What I still don't get... (0.00 / 0)
I just find it jaw droppingly amazing that it is Clinton supporters who have hardened themselves in hopes of seeing Obama defeated.  I could understand it if it were Edwards or other more lefty Dems who were stridently opposing a centrist candidate.  Everything kangeroo uses to define Obama could be equally applied to Clinton.  She is so throughly and pathetically DLC-centric (which might be worse  that having libertarian leanings!) it just baffles me that anyone would consider not voting for Obama in order to protest someone of her ilk not being the nominee.

It is only the reaching out and being nice thing that is a noticeable and important difference between these two.  Yet kangeroo wants to defend Bill's triangulation and selling of the party to conservative elements as being due to a strong conservative movement.  Kangaroo, you do realize don't you, that another Clinton presidency will rebuild the 'strong' conservative movement?  The GOP is only effective as opposition and it won't take much shift in the electorate to create another Gingrich shift.  While Obama's platitudes on unity and post-partisanship may fail, it is certainly no worse than Clinton inevitably wasting time whining about character and cultural attacks while at the same time only getting passed those DLC-GOP policies she and her opposition agree on.

As a hardcore lefty, I should be the one saying I wouldn't vote for Obama, but then I would be saying I wouldn't vote for Clinton either.  But to harden yourself between these two it seems to me you either have to be focusing on some single issue (none of which are as important as the Supreme Court) or for racial/gender issues (won't vote for a black or won't vote for anyone who isn't a women).  If your feelings have been hurt by harsh words on blogs and you are going let that affect your vote then you should just hand over your voter registration now because that is perhaps the saddest indictment of character I can fathom!


[ Parent ]
you're clearly naive (0.00 / 0)
about politics, and woefully uninformed about hillary clinton's actual voting history and life record.  with people like you on our side helping the GOP, we'll actually deserve getting demolished this november.

[ Parent ]
Cooper was once moderate (0.00 / 0)
 I remember Cooper as being rather moderate holding the rural 4th congressional seat.I remember liking what I read about Cooper's healthcare proposals.
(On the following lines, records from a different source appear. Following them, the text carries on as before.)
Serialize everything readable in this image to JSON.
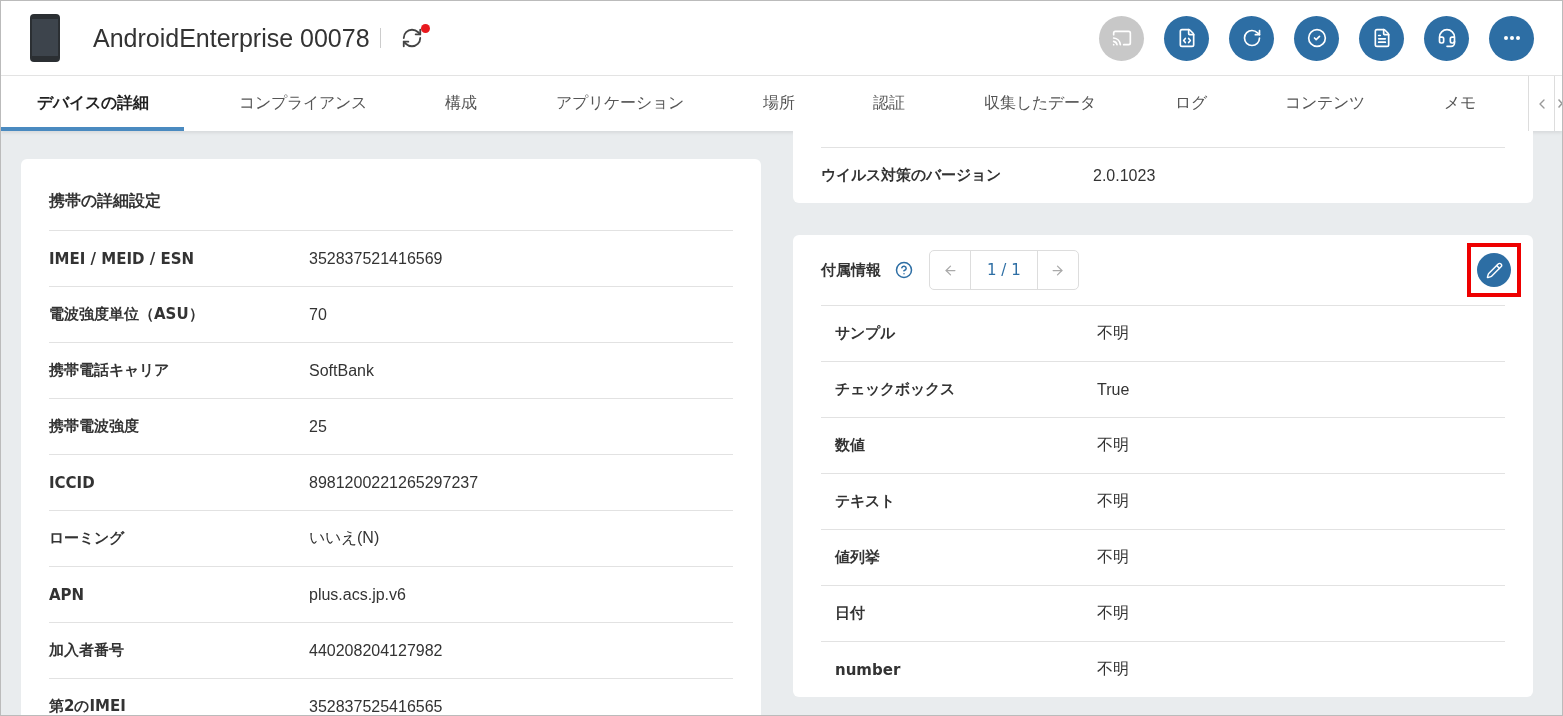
{
  "device": {
    "name": "AndroidEnterprise 00078",
    "sync_pending": true
  },
  "actions": [
    {
      "kind": "cast",
      "disabled": true
    },
    {
      "kind": "script",
      "disabled": false
    },
    {
      "kind": "restart",
      "disabled": false
    },
    {
      "kind": "check",
      "disabled": false
    },
    {
      "kind": "document",
      "disabled": false
    },
    {
      "kind": "support",
      "disabled": false
    },
    {
      "kind": "more",
      "disabled": false
    }
  ],
  "tabs": [
    {
      "label": "デバイスの詳細",
      "selected": true
    },
    {
      "label": "コンプライアンス",
      "selected": false
    },
    {
      "label": "構成",
      "selected": false
    },
    {
      "label": "アプリケーション",
      "selected": false
    },
    {
      "label": "場所",
      "selected": false
    },
    {
      "label": "認証",
      "selected": false
    },
    {
      "label": "収集したデータ",
      "selected": false
    },
    {
      "label": "ログ",
      "selected": false
    },
    {
      "label": "コンテンツ",
      "selected": false
    },
    {
      "label": "メモ",
      "selected": false
    }
  ],
  "mobile_card": {
    "title": "携帯の詳細設定",
    "rows": [
      {
        "label": "IMEI / MEID / ESN",
        "value": "352837521416569"
      },
      {
        "label": "電波強度単位（ASU）",
        "value": "70"
      },
      {
        "label": "携帯電話キャリア",
        "value": "SoftBank"
      },
      {
        "label": "携帯電波強度",
        "value": "25"
      },
      {
        "label": "ICCID",
        "value": "8981200221265297237"
      },
      {
        "label": "ローミング",
        "value": "いいえ(N)"
      },
      {
        "label": "APN",
        "value": "plus.acs.jp.v6"
      },
      {
        "label": "加入者番号",
        "value": "440208204127982"
      },
      {
        "label": "第2のIMEI",
        "value": "352837525416565"
      }
    ]
  },
  "security_card": {
    "rows": [
      {
        "label": "ウイルス対策のバージョン",
        "value": "2.0.1023"
      }
    ]
  },
  "custom_card": {
    "title": "付属情報",
    "pager": "1 / 1",
    "edit_highlighted": true,
    "rows": [
      {
        "label": "サンプル",
        "value": "不明"
      },
      {
        "label": "チェックボックス",
        "value": "True"
      },
      {
        "label": "数値",
        "value": "不明"
      },
      {
        "label": "テキスト",
        "value": "不明"
      },
      {
        "label": "値列挙",
        "value": "不明"
      },
      {
        "label": "日付",
        "value": "不明"
      },
      {
        "label": "number",
        "value": "不明"
      }
    ]
  }
}
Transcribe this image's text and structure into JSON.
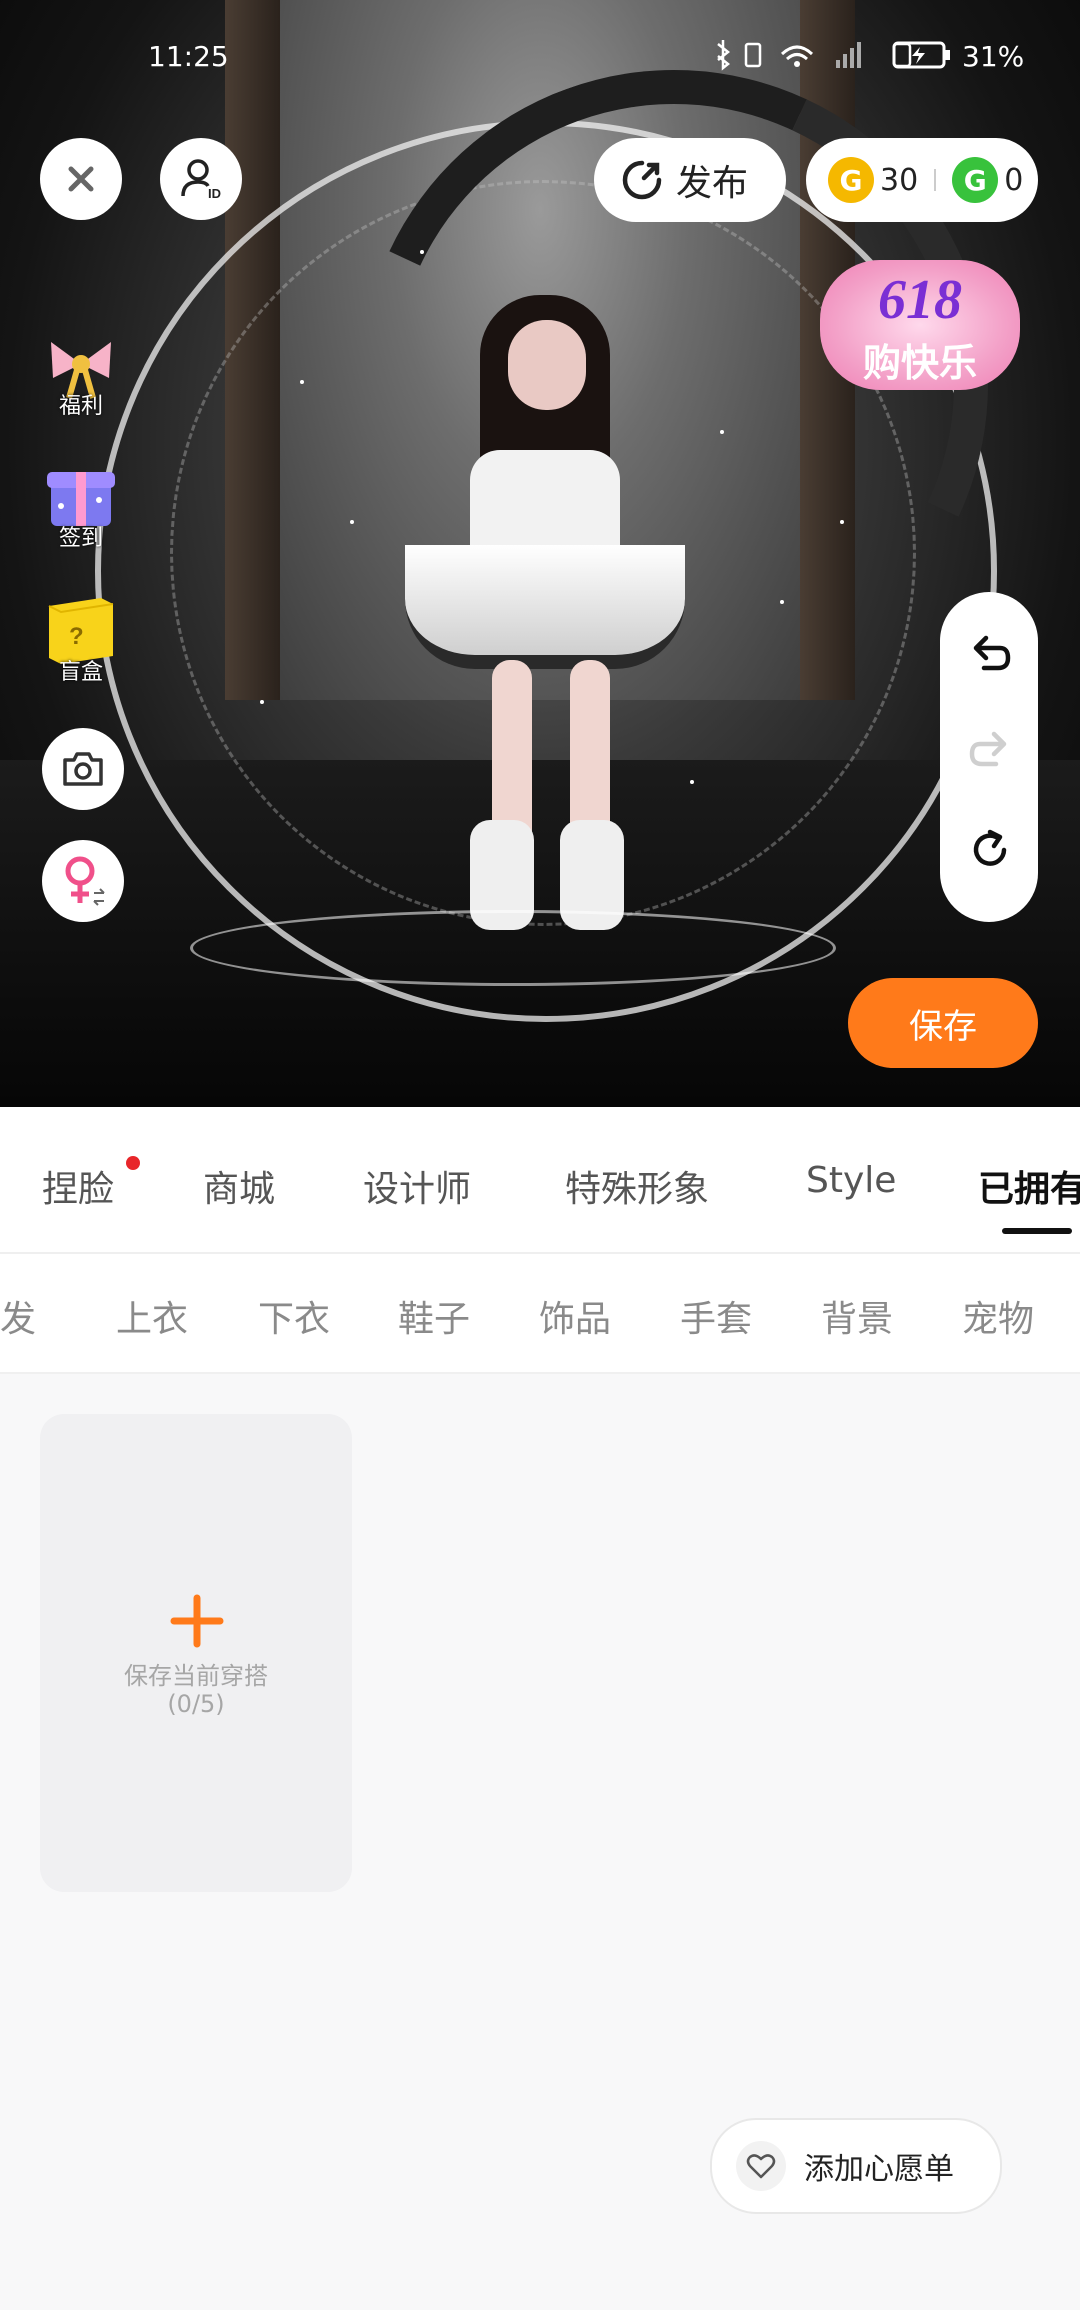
{
  "status_bar": {
    "time": "11:25",
    "battery": "31%"
  },
  "top_controls": {
    "publish_label": "发布",
    "currency_gold": "30",
    "currency_green": "0",
    "coin_glyph": "G"
  },
  "promo": {
    "line1": "618",
    "line2": "购快乐"
  },
  "side_menu": {
    "welfare": "福利",
    "checkin": "签到",
    "blindbox": "盲盒"
  },
  "save_label": "保存",
  "tabs": [
    {
      "label": "捏脸"
    },
    {
      "label": "商城"
    },
    {
      "label": "设计师"
    },
    {
      "label": "特殊形象"
    },
    {
      "label": "Style"
    },
    {
      "label": "已拥有"
    }
  ],
  "subtabs": [
    {
      "label": "头发"
    },
    {
      "label": "上衣"
    },
    {
      "label": "下衣"
    },
    {
      "label": "鞋子"
    },
    {
      "label": "饰品"
    },
    {
      "label": "手套"
    },
    {
      "label": "背景"
    },
    {
      "label": "宠物"
    }
  ],
  "outfit_card": {
    "title": "保存当前穿搭",
    "count": "(0/5)"
  },
  "wishlist_label": "添加心愿单",
  "colors": {
    "accent": "#ff7a1a",
    "badge_red": "#e8262a",
    "gold": "#f5b800",
    "green": "#38c23c"
  },
  "icons": [
    "close-icon",
    "id-card-icon",
    "publish-icon",
    "coin-icon",
    "gift-icon",
    "camera-icon",
    "gender-switch-icon",
    "undo-icon",
    "redo-icon",
    "reset-icon",
    "plus-icon",
    "heart-icon"
  ]
}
I was excited when Cooper abandoned Congress to run for Al Gore's old seat in the senate.The 4th congressional seat was won by Republican knuckle dragger Van Hilliary until captured by DINO Lincoln Davis four years later.I remember being disappointed by Cooper's surprising sharp turn to the right in his senate campaign against Fred Thompson.
In 2002 Cooper campaigns and wins the 5th congressional district encompassing urban Nashville vacated by moderate Bob Clement whom also took on Fred Thompson and lost.The 5th district being as safe a democratic seat as you can get in Tn,I expected him to be much more progressive.What a disappointment he has been.
Every single congressman and congresswoman of both parties in Tn with the exception of Congressman Cohen from Memphis are sell outs to the military industrial complex and corporate lobbyists.I am disgusted with my birth state.Even Lamar Alexander has no serious challenger in a change election.It's like he's invisible.What will it take to grow the grassroots in Tn and get better reps?